Hydel power projects to cope with future energy, water challenges: official

Lahore Chamber of Commerce and Industry (LCCI) president Mian Tariq Misbah has welcomed the execution of renewable energy projects under the China-Pakistan Economic Corridor (CPEC) and said that the hydel power projects were necessary to cope with the future energy and water challenges.

“The CPEC has brought renewable energy projects and improvement of the transmission system. These are good for fulfilling energy needs of the country, but we should go for [the] construction of more dams for water storage for irrigation and generation of cheaper electricity,” he said.

The high cost of energy had caused considerable increase in the input cost and hydel power generation was the only solution.

Talking to BOL News, Misbah underlined the need for the timely completion of Diamer-Basha and Mohmand dams and the construction of more reservoirs, saying such projects were necessary not only for cheaper electricity but also for avoiding floods and providing enough water for irrigation purposes.

He highlighted various issues, challenges for the economy and possible measures for increasing production and exports during the brief discussion with this correspondent.

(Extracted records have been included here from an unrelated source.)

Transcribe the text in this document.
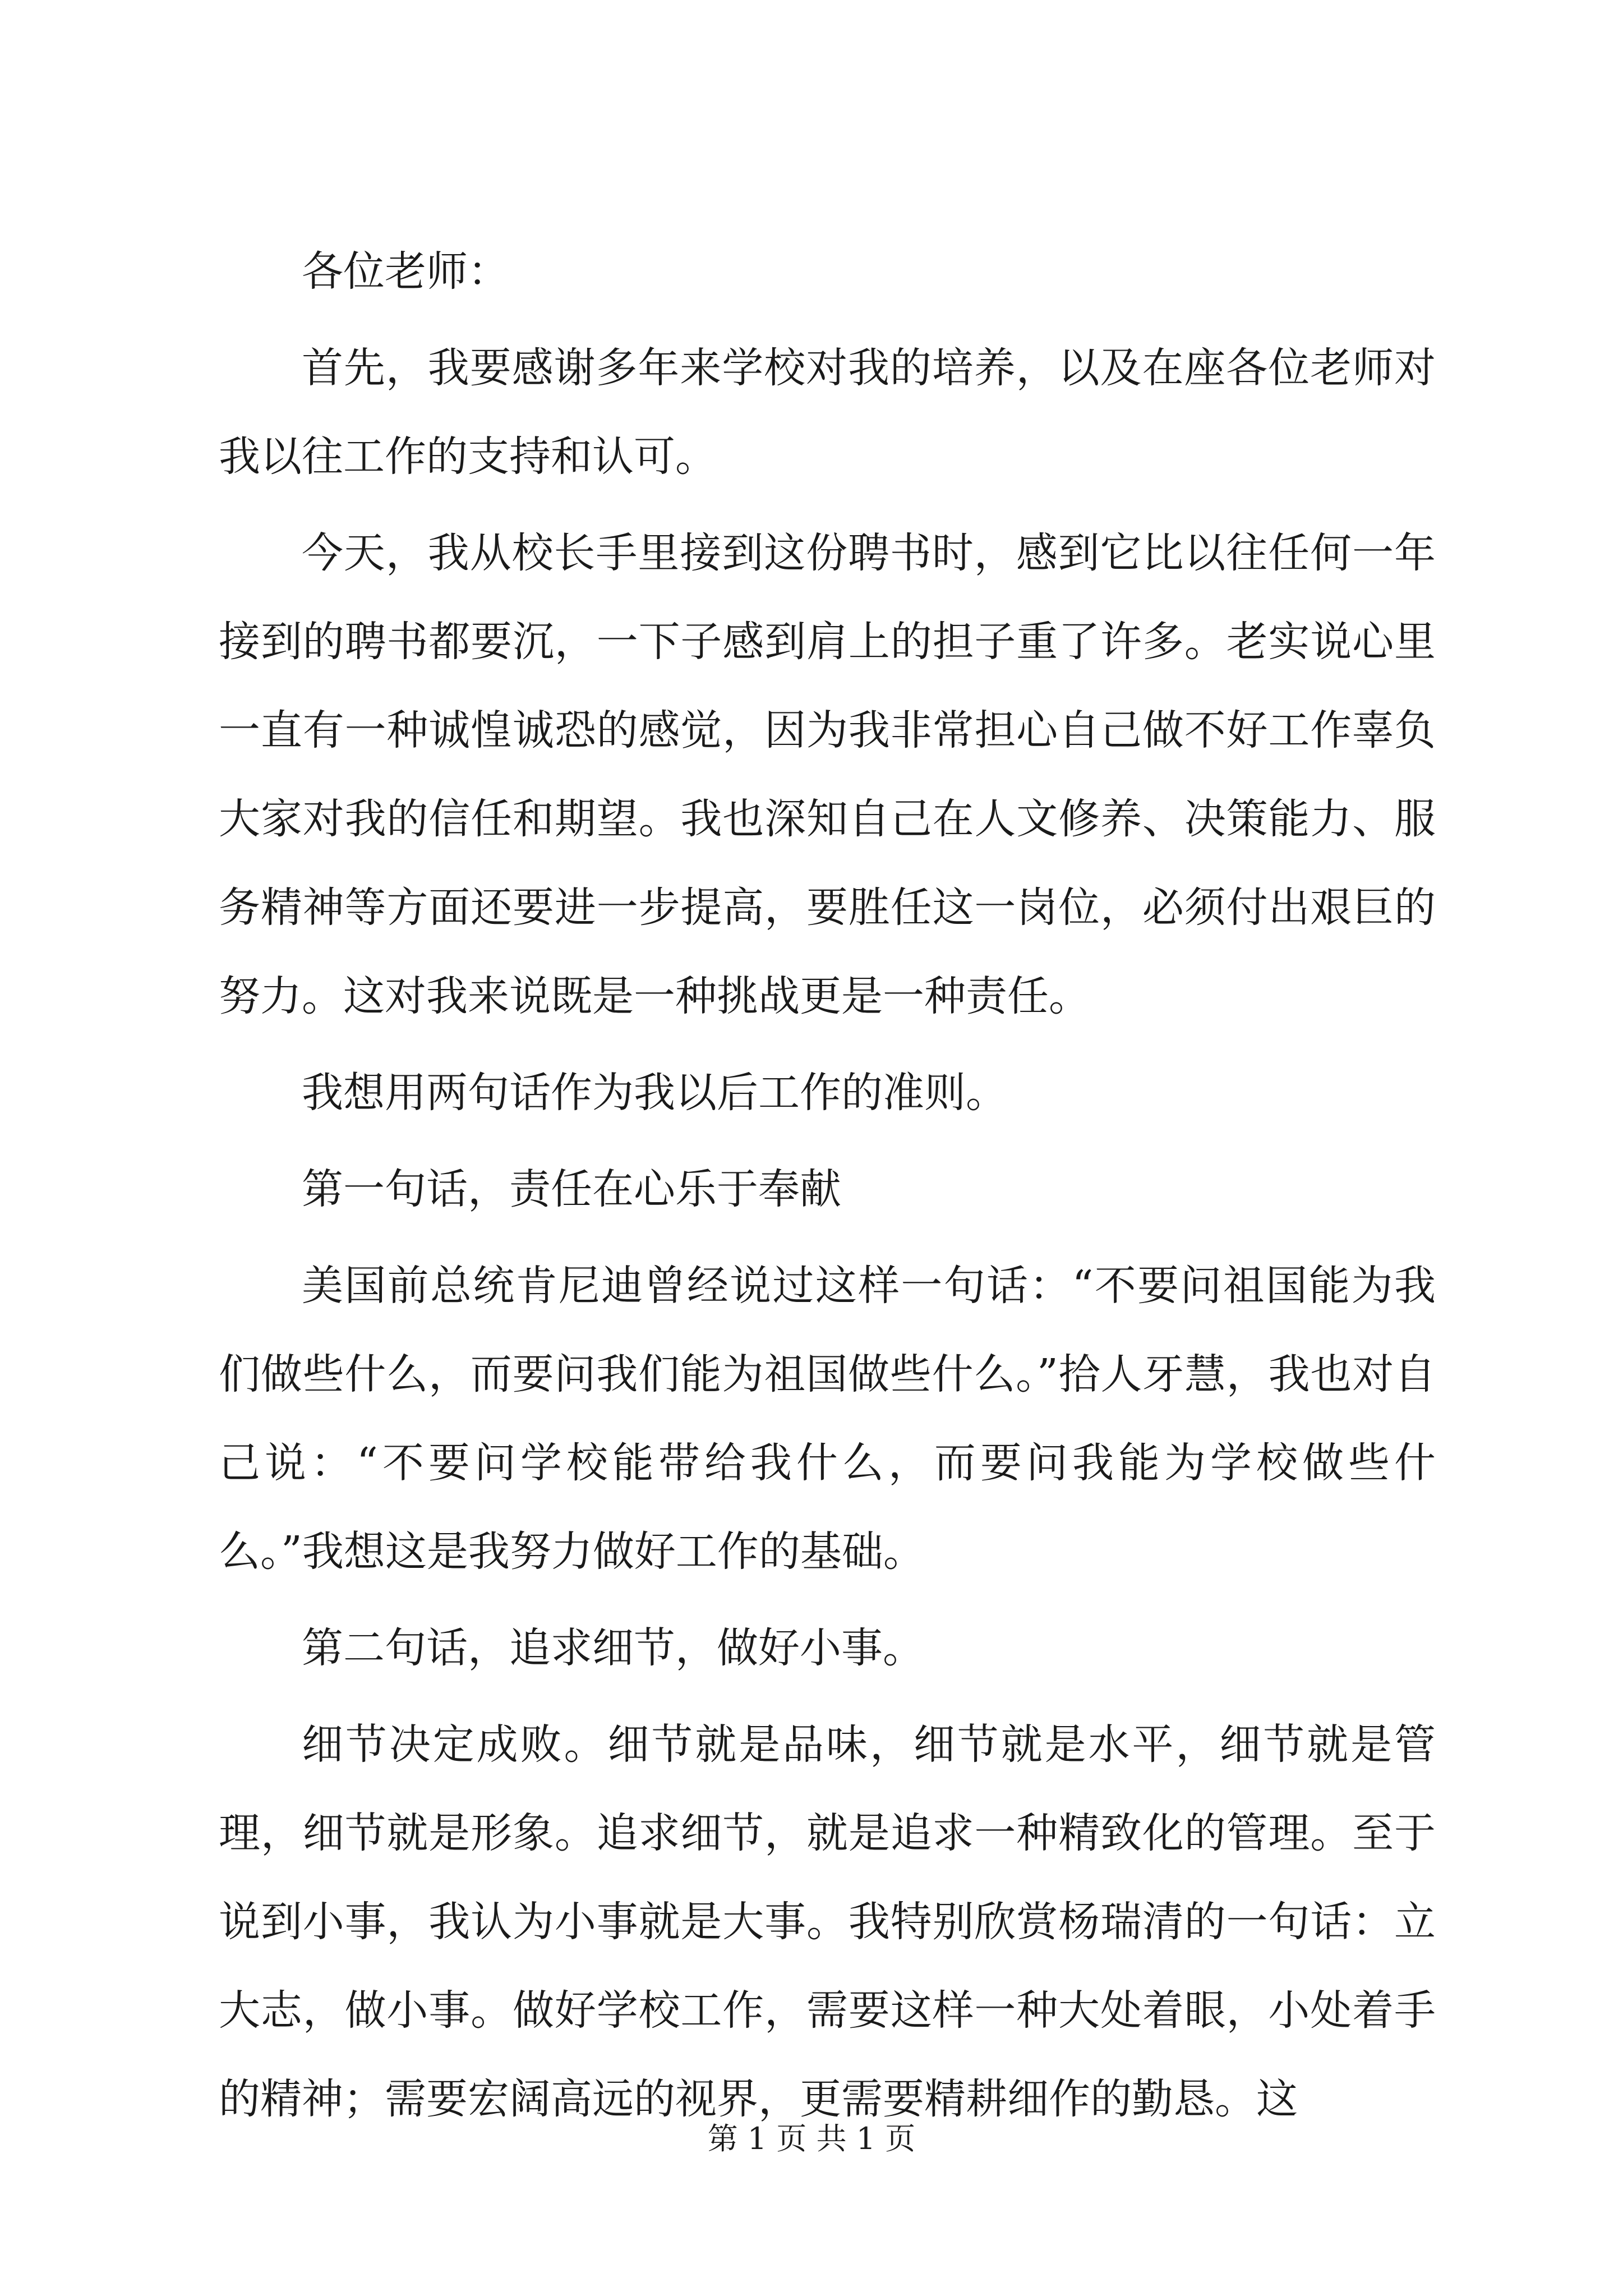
各位老师：

首先，我要感谢多年来学校对我的培养，以及在座各位老师对我以往工作的支持和认可。

今天，我从校长手里接到这份聘书时，感到它比以往任何一年接到的聘书都要沉，一下子感到肩上的担子重了许多。老实说心里一直有一种诚惶诚恐的感觉，因为我非常担心自己做不好工作辜负大家对我的信任和期望。我也深知自己在人文修养、决策能力、服务精神等方面还要进一步提高，要胜任这一岗位，必须付出艰巨的努力。这对我来说既是一种挑战更是一种责任。

我想用两句话作为我以后工作的准则。

第一句话，责任在心乐于奉献

美国前总统肯尼迪曾经说过这样一句话：“不要问祖国能为我们做些什么，而要问我们能为祖国做些什么。”拾人牙慧，我也对自己说：“不要问学校能带给我什么，而要问我能为学校做些什么。”我想这是我努力做好工作的基础。

第二句话，追求细节，做好小事。

细节决定成败。细节就是品味，细节就是水平，细节就是管理，细节就是形象。追求细节，就是追求一种精致化的管理。至于说到小事，我认为小事就是大事。我特别欣赏杨瑞清的一句话：立大志，做小事。做好学校工作，需要这样一种大处着眼，小处着手的精神；需要宏阔高远的视界，更需要精耕细作的勤恳。这

第 1 页 共 1 页
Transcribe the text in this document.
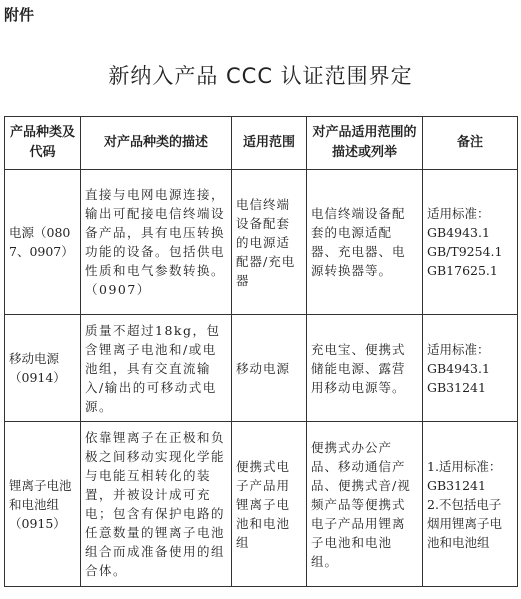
附件
新纳入产品 CCC 认证范围界定
产品种类及代码	对产品种类的描述	适用范围	对产品适用范围的描述或列举	备注
电源（0807、0907）	直接与电网电源连接，输出可配接电信终端设备产品，具有电压转换功能的设备。包括供电性质和电气参数转换。（0907）	电信终端设备配套的电源适配器/充电器	电信终端设备配套的电源适配器、充电器、电源转换器等。	适用标准：
GB4943.1
GB/T9254.1
GB17625.1

移动电源（0914）	质量不超过18kg，包含锂离子电池和/或电池组，具有交直流输入/输出的可移动式电源。	移动电源	充电宝、便携式储能电源、露营用移动电源等。	适用标准：
GB4943.1
GB31241

锂离子电池和电池组（0915）	依靠锂离子在正极和负极之间移动实现化学能与电能互相转化的装置，并被设计成可充电；包含有保护电路的任意数量的锂离子电池组合而成准备使用的组合体。	便携式电子产品用锂离子电池和电池组	便携式办公产品、移动通信产品、便携式音/视频产品等便携式电子产品用锂离子电池和电池组。	1.适用标准：
GB31241
2.不包括电子烟用锂离子电池和电池组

The LCCI president said a lot needed to be done for the ease of doing business. “The government should minimise interference in departments. An inspector-less regime is still a distant dream. Clubbing of different taxes and reducing frequency of filing returns is necessary for the ease of doing business,” he said, adding that undue government interference was rubbing salt into the wounds of the business community, which is already under stress due to high input costs in the wake of considerable rise in electricity and gas tariffs, higher freight charges and uncertain exchange rate.

The government is focusing on large-scale manufacturing (LSM) with little or no attention to small and medium enterprises and cottage industry.

“Yes, the LSM sector has flourished even during the pandemic. The diversion of import orders due to the severe pandemic situation in Bangladesh and India and special packages for [the] export-oriented sectors have given a boost to the LSM. It is good for the economy,” he said.

Similar support should be given to the SMEs and the cottage industry for the long-term and sustainable growth of the economy, Misbah said, adding that the SMEs and cottage industry had always been the backbone of the economies of developed countries.

Even the Indian economy had flourished due to growth of SMEs, he said and suggested taking trade bodies of various sectors onboard, while devising the SME Policy, he added.

The LCCI president welcomed the initiative of providing collateral-free loans of up to Rs10 million to small industries. He; however, said the cottage industry and not the SMEs would be beneficiary of this scheme.

Misbah suggested an increase in the amount of collateral-free loans to facilitate SMEs.

To a question about the government’s initiative of setting up point of sales at retail outlets, he said, the move would not yield desired results. Instead of setting up POS and passing on the cost of bills to the customers, he said, the government should have imposed fixed tax on small businesses that would definitely help in more revenue generation.

“Yes, inflation is a big issue. But it is a global phenomenon due to the pandemic,” Misbah said, adding that the prices of all edible and agricultural inputs have increased considerably. “The government should intervene to provide relief to the poverty-stricken people. Targeted subsidy was the only solution to the prevailing problem. The Kissan Card is a good step. Introduction of the ration card system and strict enforcement of the rate list could help control inflation,” he added.